Yeşil Türbe’de yatan Çelebi Mehmet’in, devleti ayakta tutmak için kardeşlerine karşı verdiği mücadeleleri, Muradiye Külliyesi’nde mezarı bulunan II. Murad’ın ise diğer Türk beyliklerini itaat altına alırken Varna’da ve Kosova’da haçlılara karşı elde ettiği büyük zaferleri, şehri gezmeye devam ederken okuyarak asla yapamayacağım şekilde, tüm benliğimle özümsedim. Hatta külliye içerisinde diğer mezarları dolaşırken naaşlarının orada bulunduğunu bilmediğim talihsiz şehzadeler Cem Sultan ile Mustafa’nın hüzünlü hayat hikâyelerine, daha derinden üzüldüm. Öyle bir şehirdeydim işte. Tarihin akışını başka yönlere sevk edebilecek olan iki meşhur şehzadenin türbelerini seyrederken düşündüm. Ya onlar başa geçseydi? Bugün Bursa’da değil, İstanbul’da çok daha büyük türbelerin içinde uyuyor olacaklardı. Tarihin akışı ne yöne evrilecekti? Viyana düşer miydi? Osmanlı, Coğrafi Keşiflere katılıp Sanayi Devrimini gerçekleştirebilir miydi?

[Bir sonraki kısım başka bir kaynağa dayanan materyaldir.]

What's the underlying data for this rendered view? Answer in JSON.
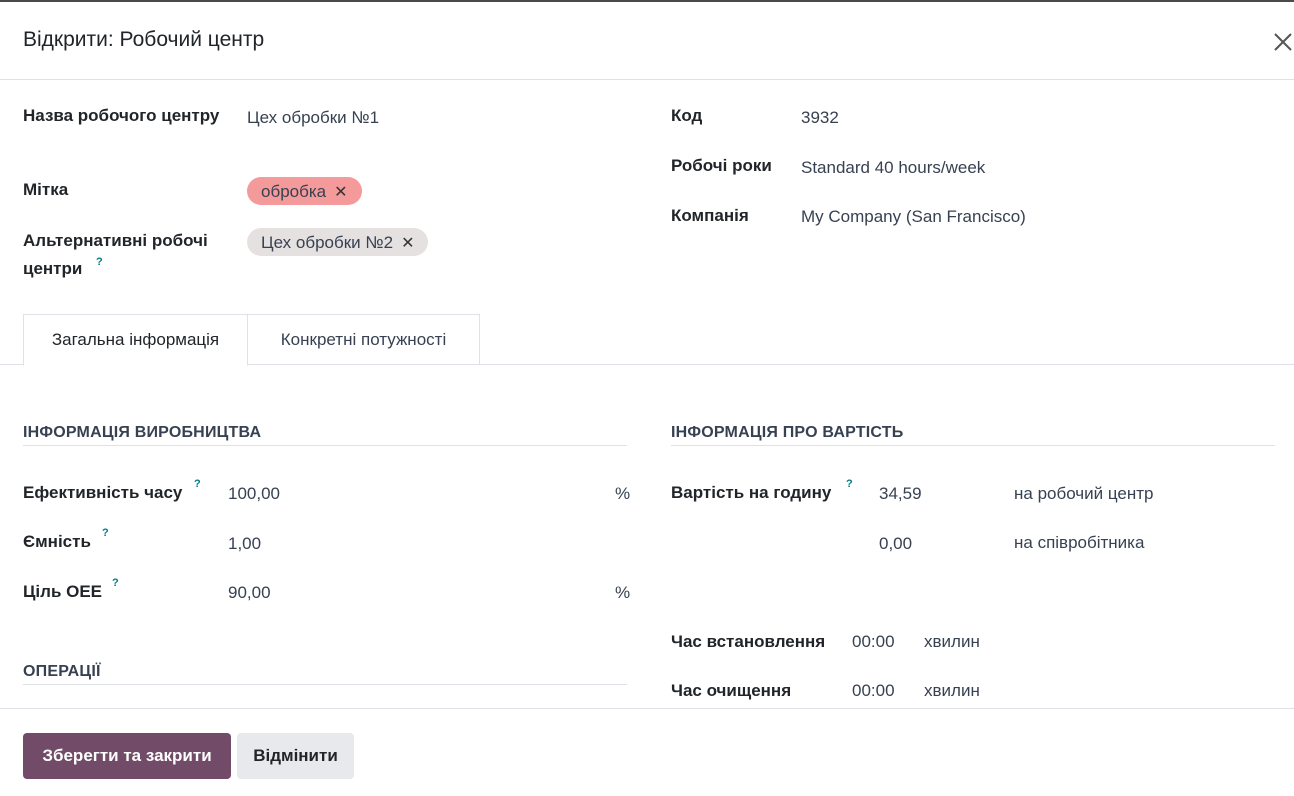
{
  "dialog": {
    "title": "Відкрити: Робочий центр",
    "close_icon": "close-icon"
  },
  "fields": {
    "name_label": "Назва робочого центру",
    "name_value": "Цех обробки №1",
    "tag_label": "Мітка",
    "tag_value": "обробка",
    "alt_label": "Альтернативні робочі центри",
    "alt_value": "Цех обробки №2",
    "code_label": "Код",
    "code_value": "3932",
    "hours_label": "Робочі роки",
    "hours_value": "Standard 40 hours/week",
    "company_label": "Компанія",
    "company_value": "My Company (San Francisco)"
  },
  "tabs": [
    {
      "label": "Загальна інформація",
      "active": true
    },
    {
      "label": "Конкретні потужності",
      "active": false
    }
  ],
  "production": {
    "title": "ІНФОРМАЦІЯ ВИРОБНИЦТВА",
    "efficiency_label": "Ефективність часу",
    "efficiency_value": "100,00",
    "efficiency_unit": "%",
    "capacity_label": "Ємність",
    "capacity_value": "1,00",
    "oee_label": "Ціль OEE",
    "oee_value": "90,00",
    "oee_unit": "%"
  },
  "operations": {
    "title": "ОПЕРАЦІЇ"
  },
  "cost": {
    "title": "ІНФОРМАЦІЯ ПРО ВАРТІСТЬ",
    "per_hour_label": "Вартість на годину",
    "per_hour_value": "34,59",
    "per_hour_unit": "на робочий центр",
    "per_employee_value": "0,00",
    "per_employee_unit": "на співробітника",
    "setup_label": "Час встановлення",
    "setup_value": "00:00",
    "setup_unit": "хвилин",
    "cleanup_label": "Час очищення",
    "cleanup_value": "00:00",
    "cleanup_unit": "хвилин"
  },
  "help_mark": "?",
  "tag_remove": "✕",
  "footer": {
    "save_label": "Зберегти та закрити",
    "cancel_label": "Відмінити"
  },
  "colors": {
    "primary": "#714b67",
    "tag_pink": "#f59a9a",
    "tag_gray": "#e5e1e1",
    "help": "#017e84"
  }
}
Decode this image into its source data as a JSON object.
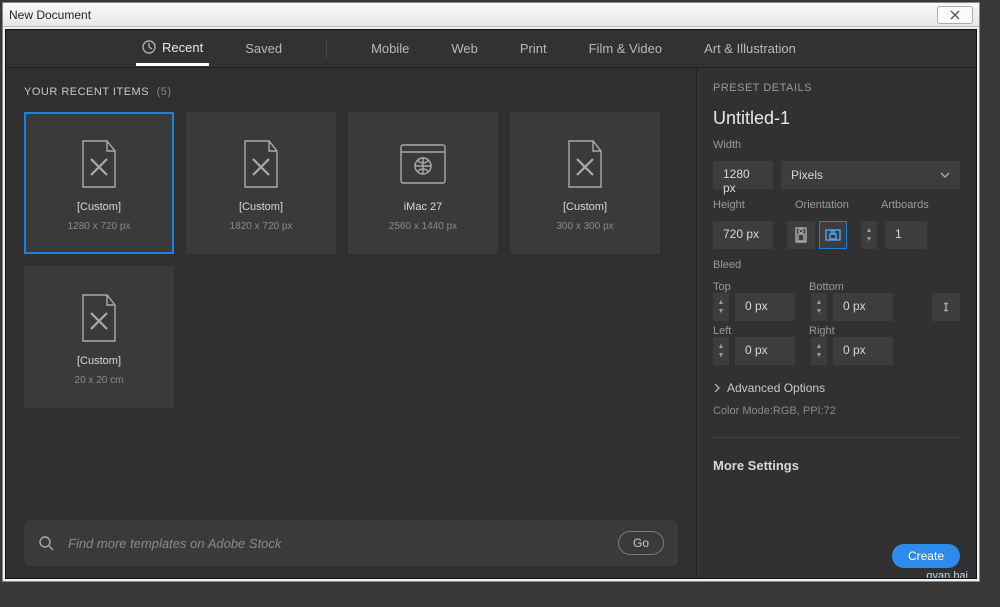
{
  "window": {
    "title": "New Document"
  },
  "tabs": {
    "recent": "Recent",
    "saved": "Saved",
    "mobile": "Mobile",
    "web": "Web",
    "print": "Print",
    "film": "Film & Video",
    "art": "Art & Illustration"
  },
  "section": {
    "title": "YOUR RECENT ITEMS",
    "count": "(5)"
  },
  "cards": [
    {
      "name": "[Custom]",
      "dims": "1280 x 720 px",
      "icon": "doc-x"
    },
    {
      "name": "[Custom]",
      "dims": "1820 x 720 px",
      "icon": "doc-x"
    },
    {
      "name": "iMac 27",
      "dims": "2560 x 1440 px",
      "icon": "web"
    },
    {
      "name": "[Custom]",
      "dims": "300 x 300 px",
      "icon": "doc-x"
    },
    {
      "name": "[Custom]",
      "dims": "20 x 20 cm",
      "icon": "doc-x"
    }
  ],
  "search": {
    "placeholder": "Find more templates on Adobe Stock",
    "go": "Go"
  },
  "details": {
    "hdr": "PRESET DETAILS",
    "name": "Untitled-1",
    "width_label": "Width",
    "width": "1280 px",
    "units": "Pixels",
    "height_label": "Height",
    "height": "720 px",
    "orientation_label": "Orientation",
    "artboards_label": "Artboards",
    "artboards": "1",
    "bleed_label": "Bleed",
    "top_label": "Top",
    "bottom_label": "Bottom",
    "left_label": "Left",
    "right_label": "Right",
    "bleed_val": "0 px",
    "advanced": "Advanced Options",
    "meta": "Color Mode:RGB, PPI:72",
    "more": "More Settings",
    "create": "Create"
  },
  "watermark": "gyan.bai"
}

Şehirde bulunduğum süre zarfında, bir zaman tünelinin içerisinde ilerlediğimi, kitapların satırlarında okuduklarımla yüzleştiğimi, bir cihan imparatorluğunun temellerinin nasıl atıldığını hiç beklemediğim ölçüde anlarken başka hiçbir yerde, bu hisleri duyamayacağımdan ve tarihin bir döneminin figürleriyle bu derecede bütünleşemeyeceğimden eminim.